Question

The price of Darjeeling Tea (in rupees per kilogram) is \(100 + 0.1n\), on the nth day of a nonleap year \((n = 1, 2, 3, ... 100)\) and then remains constant. On the other hand the price of Ooty tea (in rupees per kilogram) is \(85 + 0.15n\), on the nth day \((n = 1, 2, ..., 365)\). On which date of that year will the prices of these two varieties of the tea be equal?

• A. 27^th October
• B. 16^th June
• C. 15^th June
• D. 28^th October

Answer 1

The Correct Option is B

To find the date when the prices of Darjeeling Tea and Ooty Tea are equal, we need to solve for n in the price equations of both teas.

The price of Darjeeling Tea on the nth day is given by: 

\(P_D = 100 + 0.1n\)

For the first 100 days, the price varies. After that, it remains constant at \(110\) rupees (since \(P_D = 100 + 0.1 \times 100 = 110\) for \(n>100\)).

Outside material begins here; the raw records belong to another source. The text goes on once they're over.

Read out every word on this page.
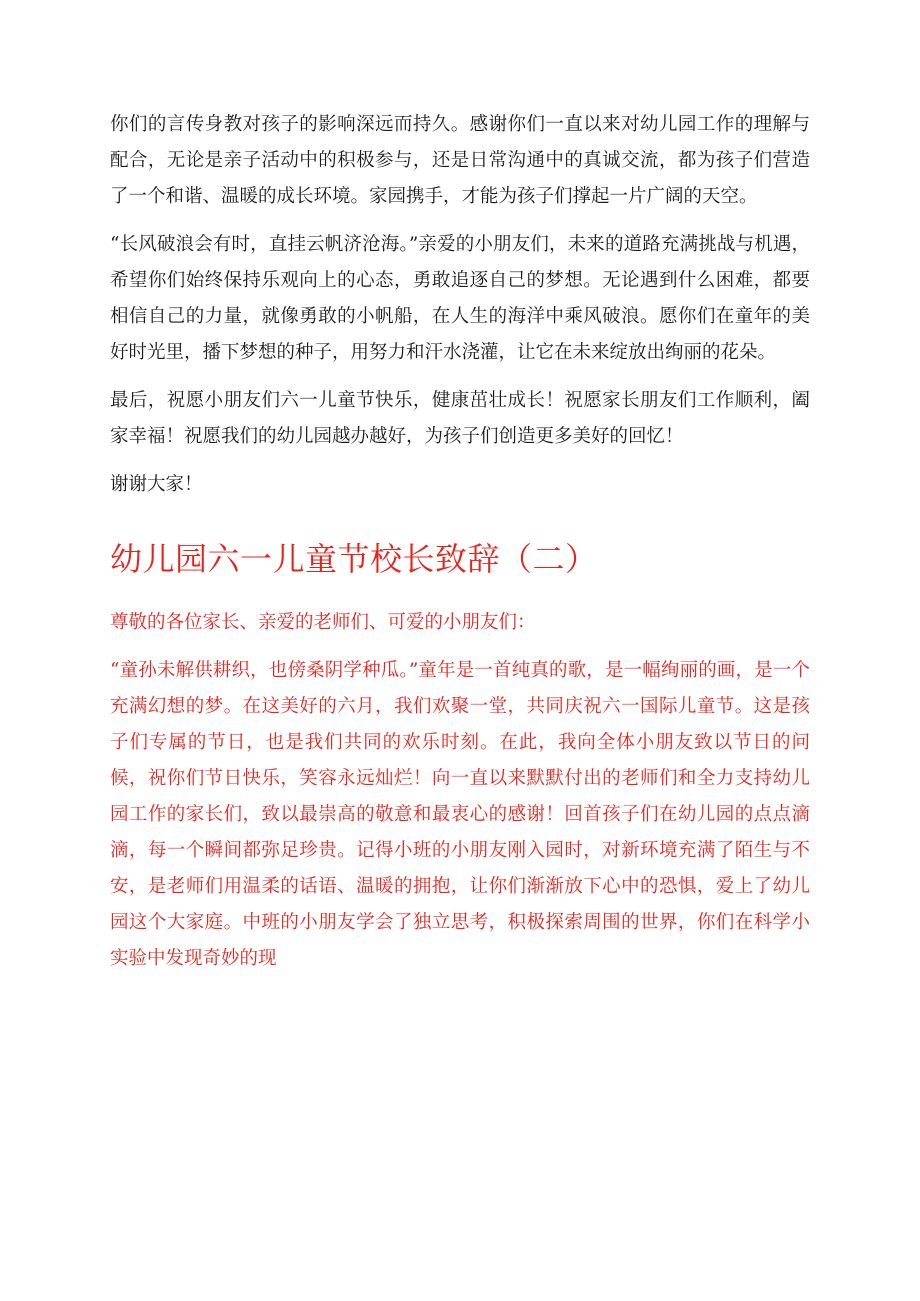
你们的言传身教对孩子的影响深远而持久。感谢你们一直以来对幼儿园工作的理解与配合，无论是亲子活动中的积极参与，还是日常沟通中的真诚交流，都为孩子们营造了一个和谐、温暖的成长环境。家园携手，才能为孩子们撑起一片广阔的天空。

“长风破浪会有时，直挂云帆济沧海。”亲爱的小朋友们，未来的道路充满挑战与机遇，希望你们始终保持乐观向上的心态，勇敢追逐自己的梦想。无论遇到什么困难，都要相信自己的力量，就像勇敢的小帆船，在人生的海洋中乘风破浪。愿你们在童年的美好时光里，播下梦想的种子，用努力和汗水浇灌，让它在未来绽放出绚丽的花朵。

最后，祝愿小朋友们六一儿童节快乐，健康茁壮成长！祝愿家长朋友们工作顺利，阖家幸福！祝愿我们的幼儿园越办越好，为孩子们创造更多美好的回忆！

谢谢大家！

幼儿园六一儿童节校长致辞（二）

尊敬的各位家长、亲爱的老师们、可爱的小朋友们：

“童孙未解供耕织，也傍桑阴学种瓜。”童年是一首纯真的歌，是一幅绚丽的画，是一个充满幻想的梦。在这美好的六月，我们欢聚一堂，共同庆祝六一国际儿童节。这是孩子们专属的节日，也是我们共同的欢乐时刻。在此，我向全体小朋友致以节日的问候，祝你们节日快乐，笑容永远灿烂！向一直以来默默付出的老师们和全力支持幼儿园工作的家长们，致以最崇高的敬意和最衷心的感谢！回首孩子们在幼儿园的点点滴滴，每一个瞬间都弥足珍贵。记得小班的小朋友刚入园时，对新环境充满了陌生与不安，是老师们用温柔的话语、温暖的拥抱，让你们渐渐放下心中的恐惧，爱上了幼儿园这个大家庭。中班的小朋友学会了独立思考，积极探索周围的世界，你们在科学小实验中发现奇妙的现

The price of Ooty Tea on the nth day is given by:

\(P_O = 85 + 0.15n\)

We need to find the day when both prices are equal:

\(100 + 0.1n = 85 + 0.15n\)

Rearranging the equation by subtracting \(85 + 0.1n\) from both sides, we get:

\(15 = 0.05n\)

Solving for n, we divide both sides by \(0.05\):

\(n = \frac{15}{0.05} = 300\)

The 300th day of the year is June 16th in a non-leap year. Thus, the prices of Darjeeling Tea and Ooty Tea become equal on this date.

Answer: 16^th June